I am transitioning my home office to a new Frontier Business Fiber Internet 500 (500Mbps up/500 Mbps down). I have been provided with a Sagemcom FAST 5290v2 router with an integrated WiFi hub (2.4GHz/5.xGHz/5G). I need a static IP address in order to have external access to my Fedora server. On my previous provider, I could attach my own edge router to the (cable) modem, but Frontier tells me I MUST use their router, because of the peculiar way they have implemented their static IP.
I see that the router attaches to Frontier’s regional network with DHCP. The static IP address is implemented through a feature they call “a public subnet”, which seems to be some non-standard VPN mechanism.
If I just connect my old edge router behind the Sagemcom, everything works, but I lose most of my bandwidth, because my old router has 10/100 ethernet ports. If I take it out and put the “public” IP address as an additional address on my server’s ethernet port, my server can connect both in and out, but the PCs on my network that rely on NAT addressing cannot get out to the internet.

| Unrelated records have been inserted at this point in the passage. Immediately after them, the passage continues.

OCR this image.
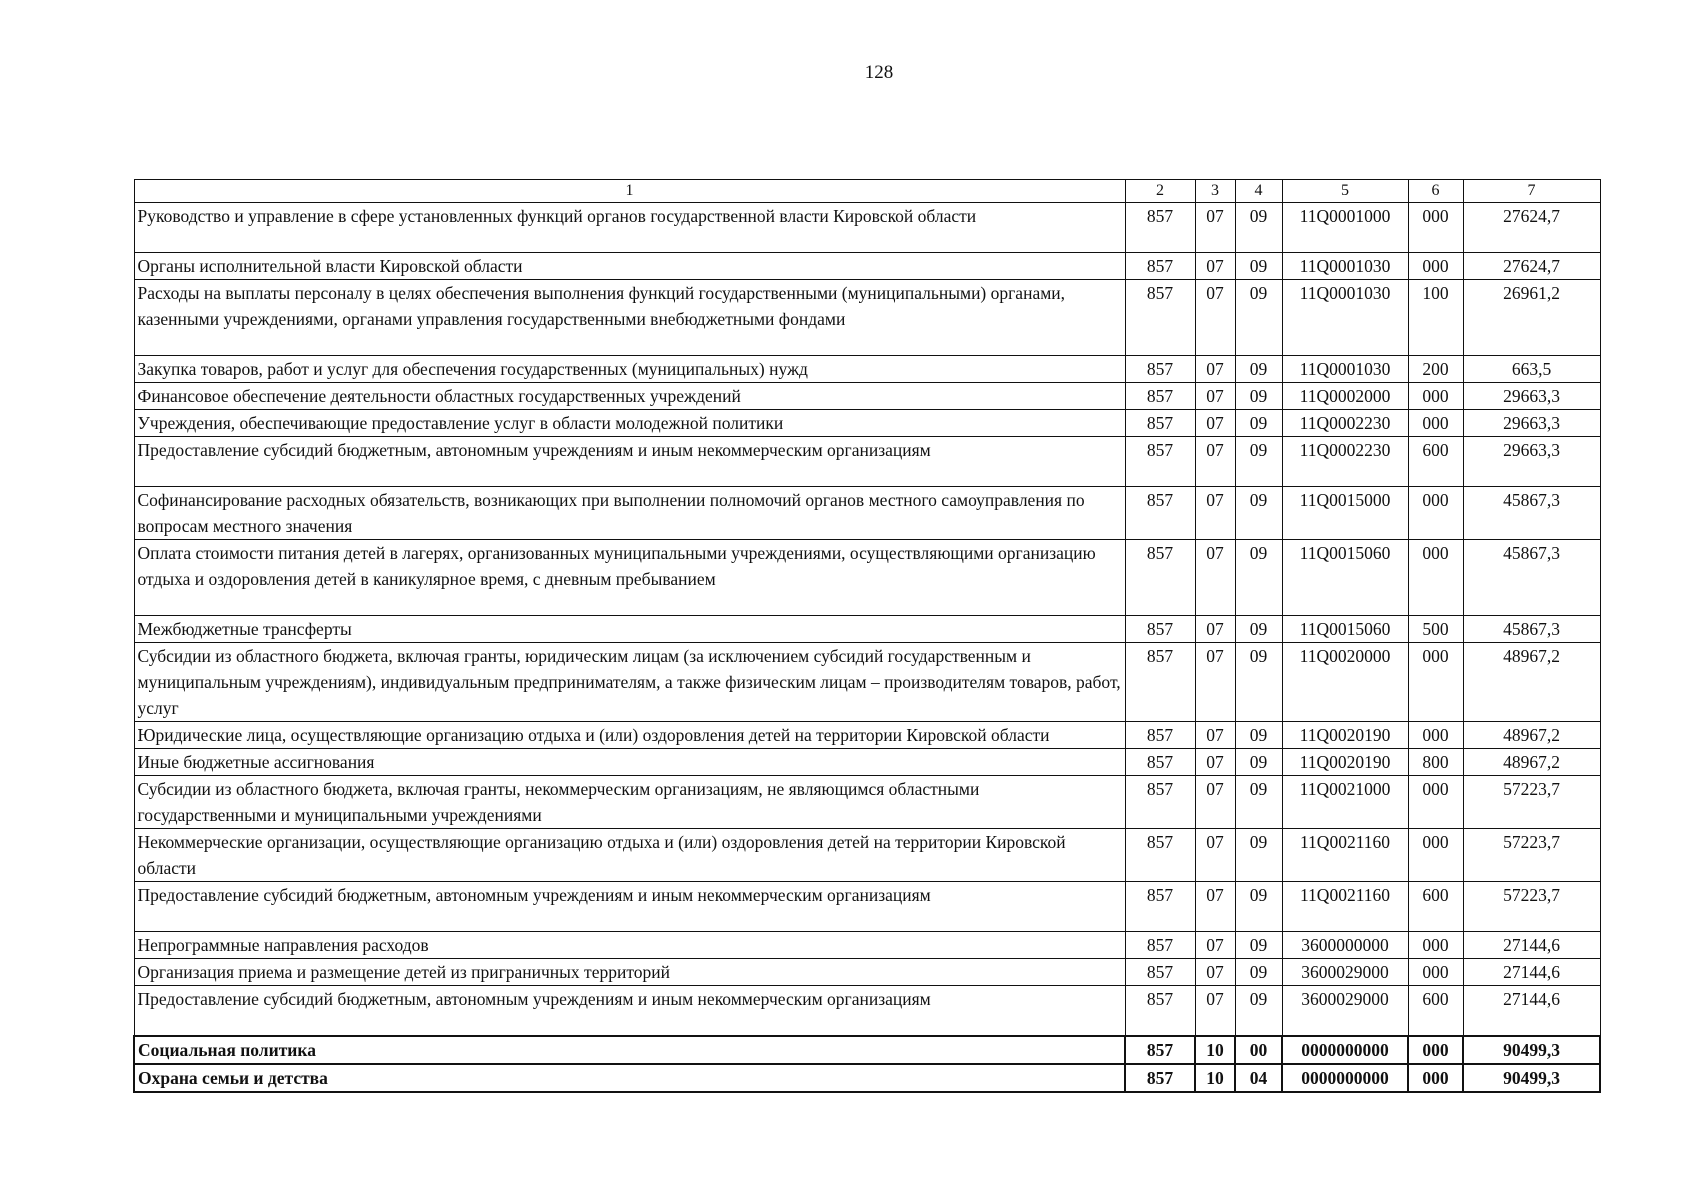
128
1	2	3	4	5	6	7
Руководство и управление в сфере установленных функций органов государственной власти Кировской области	857	07	09	11Q0001000	000	27624,7
Органы исполнительной власти Кировской области	857	07	09	11Q0001030	000	27624,7
Расходы на выплаты персоналу в целях обеспечения выполнения функций государственными (муниципальными) органами, казенными учреждениями, органами управления государственными внебюджетными фондами	857	07	09	11Q0001030	100	26961,2
Закупка товаров, работ и услуг для обеспечения государственных (муниципальных) нужд	857	07	09	11Q0001030	200	663,5
Финансовое обеспечение деятельности областных государственных учреждений	857	07	09	11Q0002000	000	29663,3
Учреждения, обеспечивающие предоставление услуг в области молодежной политики	857	07	09	11Q0002230	000	29663,3
Предоставление субсидий бюджетным, автономным учреждениям и иным некоммерческим организациям	857	07	09	11Q0002230	600	29663,3
Софинансирование расходных обязательств, возникающих при выполнении полномочий органов местного самоуправления по вопросам местного значения	857	07	09	11Q0015000	000	45867,3
Оплата стоимости питания детей в лагерях, организованных муниципальными учреждениями, осуществляющими организацию отдыха и оздоровления детей в каникулярное время, с дневным пребыванием	857	07	09	11Q0015060	000	45867,3
Межбюджетные трансферты	857	07	09	11Q0015060	500	45867,3
Субсидии из областного бюджета, включая гранты, юридическим лицам (за исключением субсидий государственным и муниципальным учреждениям), индивидуальным предпринимателям, а также физическим лицам – производителям товаров, работ, услуг	857	07	09	11Q0020000	000	48967,2
Юридические лица, осуществляющие организацию отдыха и (или) оздоровления детей на территории Кировской области	857	07	09	11Q0020190	000	48967,2
Иные бюджетные ассигнования	857	07	09	11Q0020190	800	48967,2
Субсидии из областного бюджета, включая гранты, некоммерческим организациям, не являющимся областными государственными и муниципальными учреждениями	857	07	09	11Q0021000	000	57223,7
Некоммерческие организации, осуществляющие организацию отдыха и (или) оздоровления детей на территории Кировской области	857	07	09	11Q0021160	000	57223,7
Предоставление субсидий бюджетным, автономным учреждениям и иным некоммерческим организациям	857	07	09	11Q0021160	600	57223,7
Непрограммные направления расходов	857	07	09	3600000000	000	27144,6
Организация приема и размещение детей из приграничных территорий	857	07	09	3600029000	000	27144,6
Предоставление субсидий бюджетным, автономным учреждениям и иным некоммерческим организациям	857	07	09	3600029000	600	27144,6
Социальная политика	857	10	00	0000000000	000	90499,3
Охрана семьи и детства	857	10	04	0000000000	000	90499,3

Frontier can/will not provide me with a manual for the router, and I cannot find it on the Internet. Sagemcom have many manuals on their website, but not this one.

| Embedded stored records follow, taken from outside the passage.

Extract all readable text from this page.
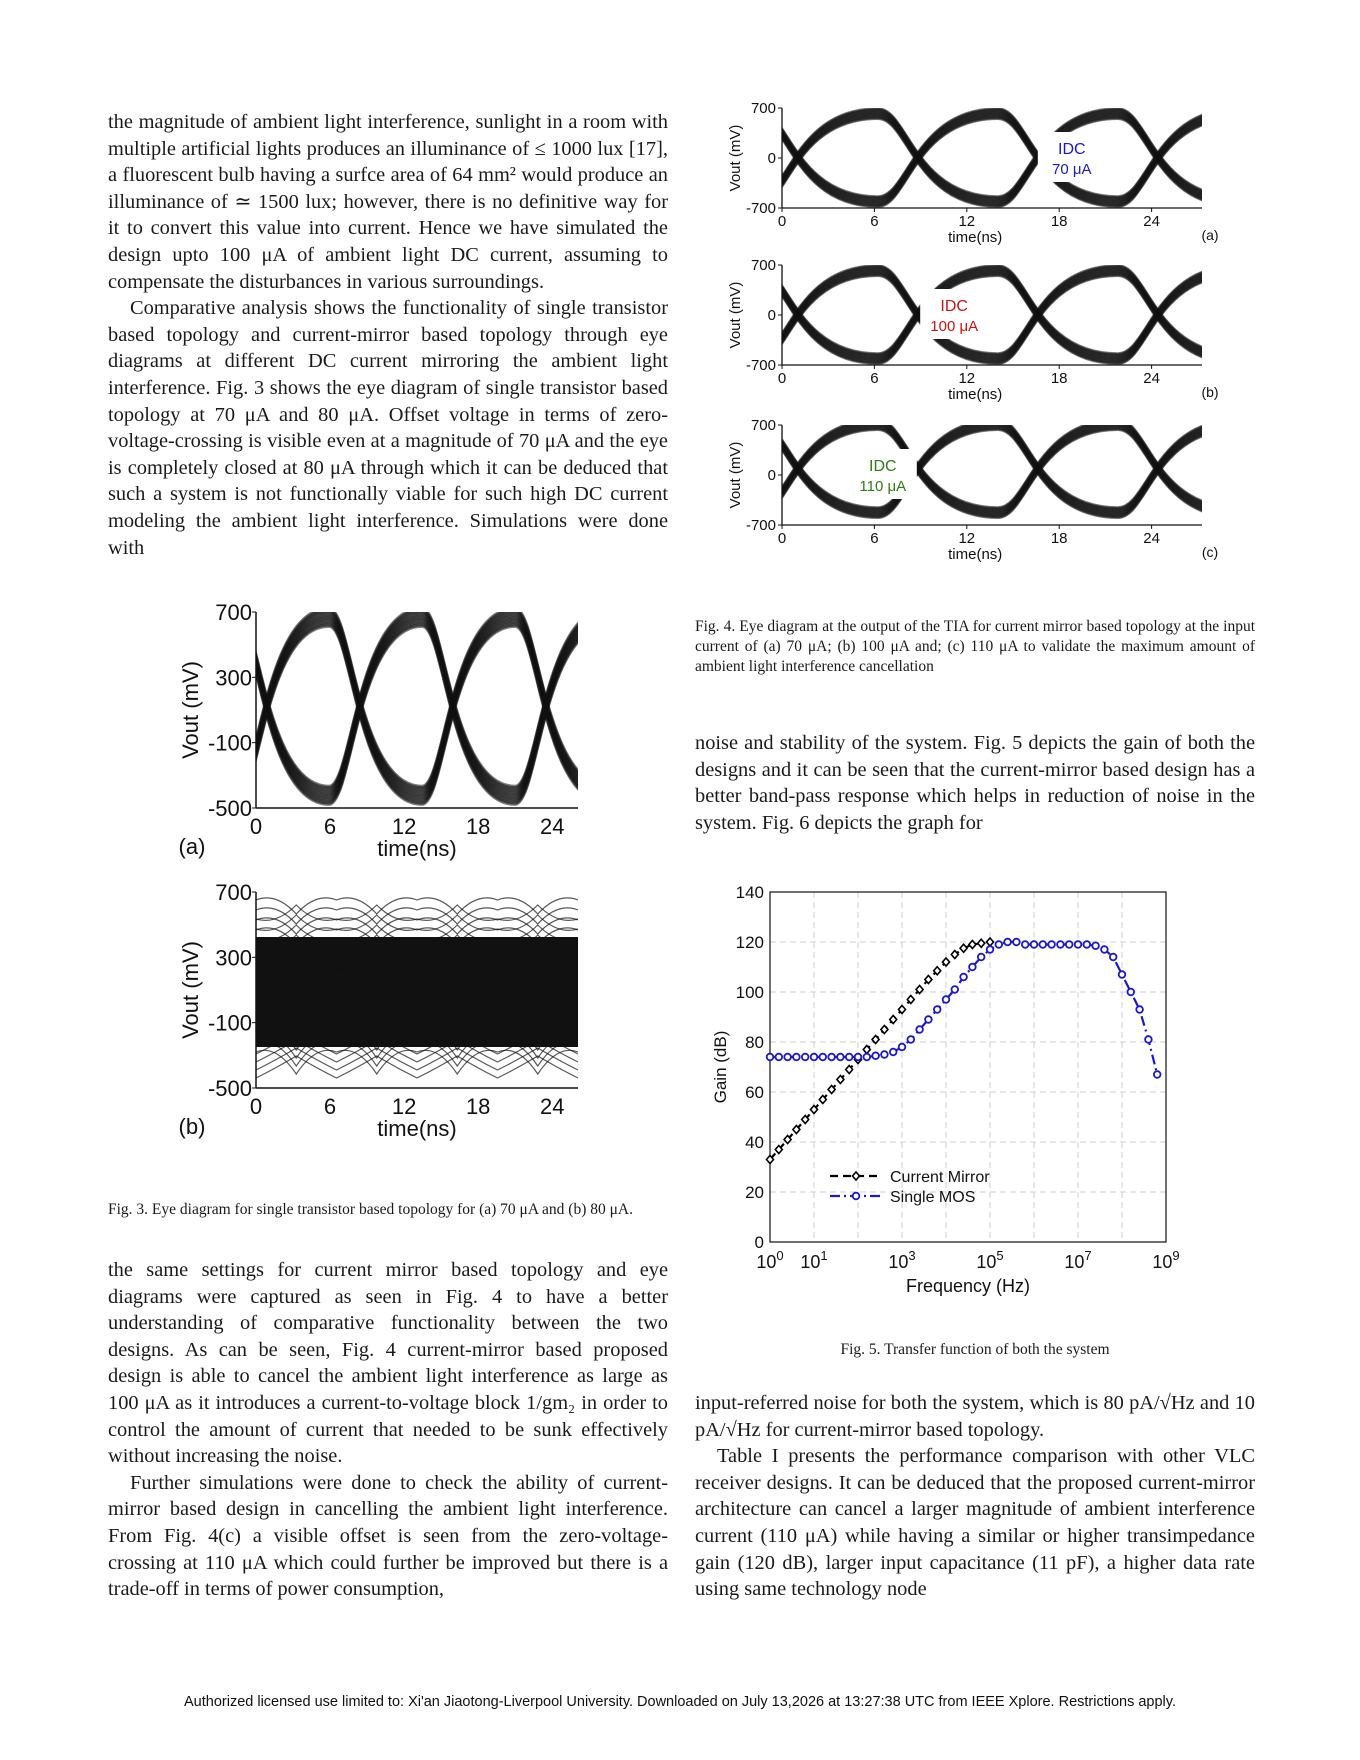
the magnitude of ambient light interference, sunlight in a room with multiple artificial lights produces an illuminance of ≤ 1000 lux [17], a fluorescent bulb having a surfce area of 64 mm² would produce an illuminance of ≃ 1500 lux; however, there is no definitive way for it to convert this value into current. Hence we have simulated the design upto 100 μA of ambient light DC current, assuming to compensate the disturbances in various surroundings.

Comparative analysis shows the functionality of single transistor based topology and current-mirror based topology through eye diagrams at different DC current mirroring the ambient light interference. Fig. 3 shows the eye diagram of single transistor based topology at 70 μA and 80 μA. Offset voltage in terms of zero-voltage-crossing is visible even at a magnitude of 70 μA and the eye is completely closed at 80 μA through which it can be deduced that such a system is not functionally viable for such high DC current modeling the ambient light interference. Simulations were done with

700
300
-100
-500
0	6	12 18 24
time(ns)
(a)
Vout (mV)
700
300
-100
-500
0	6	12 18 24
time(ns)
(b)
Vout (mV)
Fig. 3. Eye diagram for single transistor based topology for (a) 70 μA and (b) 80 μA.

the same settings for current mirror based topology and eye diagrams were captured as seen in Fig. 4 to have a better understanding of comparative functionality between the two designs. As can be seen, Fig. 4 current-mirror based proposed design is able to cancel the ambient light interference as large as 100 μA as it introduces a current-to-voltage block 1/gm₂ in order to control the amount of current that needed to be sunk effectively without increasing the noise.

Further simulations were done to check the ability of current-mirror based design in cancelling the ambient light interference. From Fig. 4(c) a visible offset is seen from the zero-voltage-crossing at 110 μA which could further be improved but there is a trade-off in terms of power consumption,

700
0
-700
0	6	12	18	24
time(ns)	(a)
Vout (mV)	IDC
70 μA
700
0
-700
0	6	12	18	24
time(ns)	(b)
Vout (mV)	IDC
100 μA
700
0
-700
0	6	12	18	24
time(ns)	(c)
Vout (mV)	IDC
110 μA
Fig. 4. Eye diagram at the output of the TIA for current mirror based topology at the input current of (a) 70 μA; (b) 100 μA and; (c) 110 μA to validate the maximum amount of ambient light interference cancellation

noise and stability of the system. Fig. 5 depicts the gain of both the designs and it can be seen that the current-mirror based design has a better band-pass response which helps in reduction of noise in the system. Fig. 6 depicts the graph for

0
20
40
60
80
100
120
140
$10^0$ $10^1$	$10^3$	$10^5$	$10^7$	$10^9$
Frequency (Hz)
Gain (dB)
Current Mirror
Single MOS
Fig. 5. Transfer function of both the system

input-referred noise for both the system, which is 80 pA/√Hz and 10 pA/√Hz for current-mirror based topology.

Table I presents the performance comparison with other VLC receiver designs. It can be deduced that the proposed current-mirror architecture can cancel a larger magnitude of ambient interference current (110 μA) while having a similar or higher transimpedance gain (120 dB), larger input capacitance (11 pF), a higher data rate using same technology node

Authorized licensed use limited to: Xi'an Jiaotong-Liverpool University. Downloaded on July 13,2026 at 13:27:38 UTC from IEEE Xplore. Restrictions apply.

I think the issue is just that I need to understand the relationship between the “private subnet”(192.168.1.1/24) and the “public subnet” (x.xx.xxx.y/30) and also their understanding of “DMZ host” and “cascaded router”, two other features mentioned on the configuration screen, both of which are turned off.

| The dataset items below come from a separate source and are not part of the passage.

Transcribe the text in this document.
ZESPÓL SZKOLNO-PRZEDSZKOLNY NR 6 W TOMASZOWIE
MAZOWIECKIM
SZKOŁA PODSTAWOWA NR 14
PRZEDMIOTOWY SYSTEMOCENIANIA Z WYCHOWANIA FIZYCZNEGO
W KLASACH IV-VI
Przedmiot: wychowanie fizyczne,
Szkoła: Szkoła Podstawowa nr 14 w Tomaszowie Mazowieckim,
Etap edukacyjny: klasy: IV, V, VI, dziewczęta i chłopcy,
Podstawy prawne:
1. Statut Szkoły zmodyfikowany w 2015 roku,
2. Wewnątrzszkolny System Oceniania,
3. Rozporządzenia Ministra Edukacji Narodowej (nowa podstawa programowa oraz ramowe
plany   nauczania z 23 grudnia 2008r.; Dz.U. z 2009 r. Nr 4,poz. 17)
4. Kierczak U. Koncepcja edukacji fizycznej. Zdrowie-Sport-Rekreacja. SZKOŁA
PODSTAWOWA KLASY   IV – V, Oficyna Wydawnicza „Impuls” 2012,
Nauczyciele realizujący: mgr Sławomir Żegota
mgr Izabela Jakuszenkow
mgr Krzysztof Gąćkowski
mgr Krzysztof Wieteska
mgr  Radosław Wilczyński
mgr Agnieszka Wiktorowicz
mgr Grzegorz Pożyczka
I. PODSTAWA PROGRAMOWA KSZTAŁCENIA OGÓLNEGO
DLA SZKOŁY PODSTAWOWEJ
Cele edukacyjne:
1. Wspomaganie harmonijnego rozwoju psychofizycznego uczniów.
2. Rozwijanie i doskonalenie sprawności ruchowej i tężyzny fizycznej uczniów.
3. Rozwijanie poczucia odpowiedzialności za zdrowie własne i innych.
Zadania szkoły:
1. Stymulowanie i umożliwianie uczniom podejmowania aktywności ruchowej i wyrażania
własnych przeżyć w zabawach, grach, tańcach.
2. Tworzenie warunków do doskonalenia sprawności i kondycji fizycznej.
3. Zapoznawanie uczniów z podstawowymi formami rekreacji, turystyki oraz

- Are the two LAN ports on the back bridged together or are they two separate networks?
- Are the “private subnet” and the “public subnet” intended to co-reside on the same ethernet, or are they intended to be separate physical networks?
In the absence of a User Manual for the router, I have tried asking the Frontier help desk, but I have not been able to reach any agents that can work beyond their very limited scripts, so I really do net the manual that I cannot find.
Maybe, my server needs to have two different ethernet cards for the two IP addresses, and have the two inside subnets attached to separate LAN ports on the router? That would be fine, but without documentation I am unlikely to get a working setup.